6,7 193 tys. ocen
6,7 10 1 193489
5,8 62 krytyków
Spectre
powrót do forum filmu Spectre

Bond bezbarwny, bez duszy i charakteru, scenariusz chaotyczny, bez sensu i bez pomysłu. Oto w skrócie "Spectre"! Choć widowiskowo - jest to film spektakularny! Ale, al nawet najlepsi aktorzy i najlepsze efekty specjalne nie potrafią udźwignąć tego Bonda. Szkoda, bo cała seria z Craigiem miała swój klimat i swój pomysł. A tu James Bond jakiś taki obcy, "niecraigowy", są żarty na żenującym poziomie, jest bezbarwna dziewczyna, dla której Bond rzuca wszystko w końcu. A ich miłość, jakżeby inaczej, zaczęła się w pociągu po tym, jak wyrzucili z niego ścigającego ich mordercę po zaciętej walce - to co teraz robimy James? Ano seksi, choć bez szczegółów, tylko buzi-buzi i cięcie. W tym Bondzie nie jest absolutnie erotycznie, a między Jamesem i dziewczyną jest tyle chemii, ile między kuzynostwem. Ba! Rodzeństwem. Jest i Monica Bellecci całe 5 minut na ekranie, znika z niego równie szybko, jak się na nim pojawiła i nawet nie wiemy, co się z nią później dzieje. Choć jej rola była bardzo efektowna... Jest i Waltz, którego uwielbiam, ale któremu dać swastykę i będzie to wypisz wymaluj ta sama postać, co w "Bękartach Wojny". Jest i powtarzanie tych samych wyświechtanych schematów z bardzo tajną organizacją i znów Waltz, który na końcu krzyczy - To ja jestem sprawcą twoich wszystkich cierpień James, buahahaha! Karykatura postaci. Serio. Wszystkich. Montaż jest chaotyczny, wątki nierozwiązane, niepotrzebne, jak z torturowaniem Jamesa (czyli nic mu się nie stało z mózgiem, yyyyy?). Co z kotem? I najlepszy misiaczek, związana dziewczyna... zaraz przy bombie! Znajdź ją James! - Krzyczy Waltz wsiada w helikopter i ucieka. James ma 3 minuty i ją znajduje. Ufff, co za niespodzianka! I ratuje ją nawet rycerskim - Ufasz mi? OOO...Aj law ju James! Ufam ci! O pomstę do nieba woła też make-up. Blizna Waltza to jakieś nieporozumienie. Co scena, to jest w innej pozycji. Idźta na naukę do tych w Walking Dead, oni mają tłum statystów i dają radę, a tu makijażysta poleciał mając do zrobienia jedną szramę... Nie chcąc się czepiać takich idiotycznych szczegółów, ale film na takim poziomie, z takim budżetem, a wydaje się, że kasa poszła tylko na aktorskie gaże i efekty specjalne... Nie tędy droga, panie Mendes...
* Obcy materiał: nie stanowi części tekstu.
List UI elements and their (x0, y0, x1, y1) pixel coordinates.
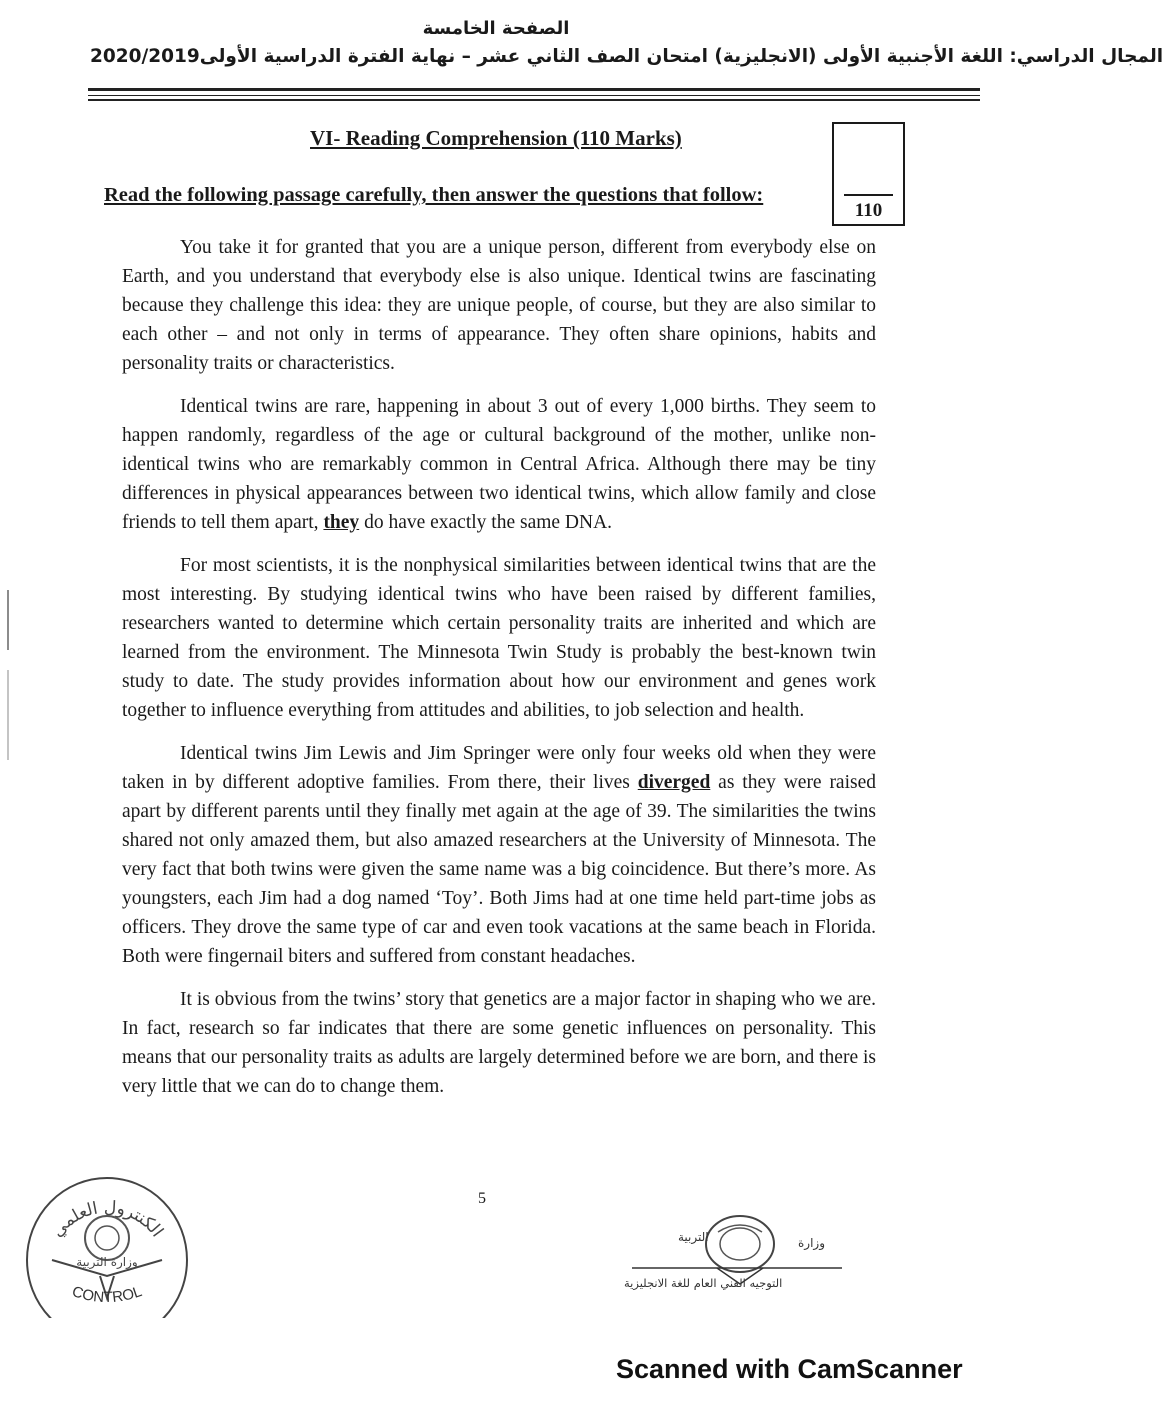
exam-header (90, 46, 1163, 67)
control-seal-left (22, 1168, 192, 1318)
paragraph-2: Identical twins are rare, happening in about 3 out of every 1,000 births. They seem to happen randomly, regardless of the age or cultural background of the mother, unlike non-identical twins who are remarkably common in Central Africa. Although there may be tiny differences in physical appearances between two identical twins, which allow family and close friends to tell them apart, they do have exactly the same DNA. (122, 396, 876, 533)
paragraph-5: It is obvious from the twins’ story that genetics are a major factor in shaping who we are. In fact, research so far indicates that there are some genetic influences on personality. This means that our personality traits as adults are largely determined before we are born, and there is very little that we can do to change them. (122, 989, 876, 1097)
header-rule-middle (88, 95, 980, 96)
control-seal-icon (22, 1168, 192, 1318)
instruction: Read the following passage carefully, then answer the questions that follow: (104, 184, 764, 206)
score-total: 110 (854, 200, 883, 221)
header-year: 2020/2019 (90, 46, 200, 67)
stamp-label-education: التربية (678, 1230, 709, 1244)
stamp-label-ministry: وزارة (798, 1236, 826, 1250)
page-number: 5 (478, 1190, 486, 1207)
inspectorate-stamp-right (622, 1210, 852, 1304)
header-rule-top (88, 88, 980, 91)
svg-text:الكنترول العلمي: الكنترول العلمي (47, 1197, 168, 1242)
header-subject: المجال الدراسي: اللغة الأجنبية الأولى (الانجليزية) امتحان الصف الثاني عشر – نهاية الفترة الدراسية الأولى (199, 46, 1163, 67)
margin-marks (0, 590, 20, 790)
reading-passage (122, 233, 876, 1115)
page-label: الصفحة الخامسة (422, 18, 570, 39)
svg-text:وزارة التربية: وزارة التربية (76, 1255, 138, 1269)
header-rule-bottom (88, 99, 980, 101)
score-box (832, 122, 905, 226)
keyword-diverged: diverged (637, 772, 711, 793)
paragraph-4: Identical twins Jim Lewis and Jim Springer were only four weeks old when they were taken in by different adoptive families. From there, their lives diverged as they were raised apart by different parents until they finally met again at the age of 39. The similarities the twins shared not only amazed them, but also amazed researchers at the University of Minnesota. The very fact that both twins were given the same name was a big coincidence. But there’s more. As youngsters, each Jim had a dog named ‘Toy’. Both Jims had at one time held part-time jobs as officers. They drove the same type of car and even took vacations at the same beach in Florida. Both were fingernail biters and suffered from constant headaches. (122, 743, 877, 967)
section-title: VI- Reading Comprehension (110 Marks) (310, 126, 682, 150)
scanner-watermark: Scanned with CamScanner (616, 1354, 963, 1384)
svg-text:CONTROL: CONTROL (69, 1282, 145, 1307)
keyword-they: they (323, 512, 360, 533)
paragraph-3: For most scientists, it is the nonphysical similarities between identical twins that are the most interesting. By studying identical twins who have been raised by different families, researchers wanted to determine which certain personality traits are inherited and which are learned from the environment. The Minnesota Twin Study is probably the best-known twin study to date. The study provides information about how our environment and genes work together to influence everything from attitudes and abilities, to job selection and health. (122, 555, 876, 721)
stamp-label-inspectorate: التوجيه الفني العام للغة الانجليزية (624, 1276, 783, 1290)
paragraph-1: You take it for granted that you are a unique person, different from everybody else on Earth, and you understand that everybody else is also unique. Identical twins are fascinating because they challenge this idea: they are unique people, of course, but they are also similar to each other – and not only in terms of appearance. They often share opinions, habits and personality traits or characteristics. (122, 237, 876, 374)
score-line (844, 194, 893, 196)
4/10 za genialną scenę otwierającą, która wbija dosłownie w fotel (choć już w niej coś zgrzyta, bo aż ma się ochotę krzyknąć - rozepnij chłopie swoją za ciasną lansiarską marynarkę! będzie ci łatwiej latać z tym pistoletem!). Druga gwiazdka ogólnie za efekty specjalne, wizualne i dźwiękowe, trzecia dla aktorów (aj law ju Daniel, cóż zrobić....). Czwarta ze sentyment, "Casino Royal" jest jednym z moich ulubionych filmów. Jest od lat w pierwszej piątce.
Miała to być taka kropka nad i zamykająca serię z Craigiem. Zamiast kropki wyszło coś, co nie powinno mieć miejsca.... Nie z takim budżetem, nie z takimi aktorami, nie z taką serią i nie z takim reżyserem. Szkoda.